Für uns als israelische Linke ist es klar, dass West-Jerusalem die Hauptstadt Israels ist. Ebenso ist uns klar, dass Ost-Jerusalem die Hauptstadt Palästinas ist. Unter den gegebenen Umständen sollte Herr Trump lieber darauf hinarbeiten, dass ein Friedensvertrag zwischen Israel und den Palästinenser*innen geschlossen wird. Dann soll die US-amerikanische Botschaft in Israel unbedingt nach West-Jerusalem ziehen und gleichzeitig in Ost-Jerusalem die US-Botschaft in Palästina eröffnet werden.
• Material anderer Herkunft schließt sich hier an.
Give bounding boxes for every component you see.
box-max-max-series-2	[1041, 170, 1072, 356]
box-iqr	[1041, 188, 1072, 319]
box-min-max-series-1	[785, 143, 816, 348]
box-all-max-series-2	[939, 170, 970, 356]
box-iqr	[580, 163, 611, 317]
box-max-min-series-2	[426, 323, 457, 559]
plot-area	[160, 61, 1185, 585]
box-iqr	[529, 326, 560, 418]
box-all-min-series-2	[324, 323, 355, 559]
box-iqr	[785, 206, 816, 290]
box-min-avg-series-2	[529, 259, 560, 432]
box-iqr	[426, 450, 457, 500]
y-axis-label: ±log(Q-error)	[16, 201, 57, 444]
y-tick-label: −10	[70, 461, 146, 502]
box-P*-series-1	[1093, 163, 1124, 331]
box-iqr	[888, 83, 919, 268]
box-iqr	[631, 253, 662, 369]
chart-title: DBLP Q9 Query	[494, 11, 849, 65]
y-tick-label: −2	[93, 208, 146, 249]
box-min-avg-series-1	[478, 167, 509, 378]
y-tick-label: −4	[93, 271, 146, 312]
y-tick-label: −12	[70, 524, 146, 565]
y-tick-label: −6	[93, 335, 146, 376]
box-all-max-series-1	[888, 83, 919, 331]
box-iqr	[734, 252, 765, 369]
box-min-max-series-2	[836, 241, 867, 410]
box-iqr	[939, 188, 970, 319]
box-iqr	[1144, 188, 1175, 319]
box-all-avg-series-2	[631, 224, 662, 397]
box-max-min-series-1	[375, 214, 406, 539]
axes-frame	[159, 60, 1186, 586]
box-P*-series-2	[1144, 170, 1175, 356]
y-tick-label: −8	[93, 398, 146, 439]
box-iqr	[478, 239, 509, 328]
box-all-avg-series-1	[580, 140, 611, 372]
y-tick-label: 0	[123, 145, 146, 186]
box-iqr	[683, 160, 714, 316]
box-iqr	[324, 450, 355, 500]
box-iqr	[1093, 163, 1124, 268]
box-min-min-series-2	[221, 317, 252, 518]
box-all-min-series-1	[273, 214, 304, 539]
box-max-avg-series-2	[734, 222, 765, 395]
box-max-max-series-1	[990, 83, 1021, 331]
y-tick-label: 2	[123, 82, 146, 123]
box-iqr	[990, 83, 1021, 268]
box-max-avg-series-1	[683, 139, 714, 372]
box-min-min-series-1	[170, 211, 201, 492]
Der US-amerikanische Präsident kommt und sagt, was immer er auch sagt. Mich interessiert aber weniger, was ein Trump sagt, als das, was wir hier dringend tun müssen, was Israel mit seinen Nachbarn tut, die es seit 50 Jahren militärisch beherrscht und deren Land es besetzt.

Wir können aber beobachten, dass der israelisch-palästinensische Konflikt nicht mehr ganz oben auf der internationalen oder gar regionalen Prioritätenliste steht, angesichts des Mordens in Syrien oder in Jemen. In der Trump-Administration und in der Netanjahu-Regierung sprechen sie davon, dass Israels Sicherheit und regionale Anerkennung am besten dadurch garantiert wäre, wenn Israel eine von den USA unterstützte „sunnitische“ Front, bestehend unter anderem aus Saudi-Arabien, den Emiraten und Ägypten gegen den Iran unterstützen würde?

Die absolut zentrale, ja existentielle Frage, vor der wir Israelis stehen, ist wie es mit den Palästinenser*innen weitergeht. Es gibt keine Umwege, die langfristig nachhaltig, gar im Ansatz gerecht sind. Alles andere ist weltfremd, eine Chimäre. Unser Hauptanliegen sind die Palästinenser*innen - weil wir ihr Land seit 50 Jahren besetzen und weil darüber hinaus 20 Prozent der israelischen Staatsbürger*innen Palästinenser und Palästinenserinnen sind.

Frieden mit den arabischen Nachbarn? Ja, unbedingt. Ich weiß nicht, was im Geheimen zwischen Saudi-Arabien und Israel stattfindet, aber auch wenn ich dem Regime in Riad gelinde gesagt skeptisch gegenüberstehe, so möchten auch wir in der Linken, dass Israel in Frieden mit Saudi-Arabien lebt, unabhängig von den jeweiligen Regimen.

Netanjahu und viele in der israelischen Rechten und manch ihrer Gesinnungsgenossen in den USA beobachten tatsächlich, wie hier in der Region eine Frontenbildung zwischen dem Iran und Saudi-Arabien mit ihren jeweiligen Alliierten entsteht. Israel solle also Saudi-Arabien, Ägypten, Jordanien gegen den Iran unterstützen, etwa im Libanon oder im Jemen. Im Gegenzug würden die Saudis und ihre Alliierten Beziehungen mit Israel aufbauen, ohne dies mit der Bedingung zu verknüpfen, zuerst den Konflikt mit den Palästinenser*innen zu lösen. Dieser Logik kann ich nicht folgen. Sie ist zum einen hoch gefährlich, denn sie würde uns in einen Kampf, der uns nicht angeht, verwickeln. Andrerseits ist die Annahme, Saudi-Arabien und andere arabische Länder würden die Beziehungen zu Israel langfristig normalisieren wollen und können, ohne dass die Besatzung Palästinas endet, schlicht und einfach ein Trugschluss. Das wird einfach nicht passieren.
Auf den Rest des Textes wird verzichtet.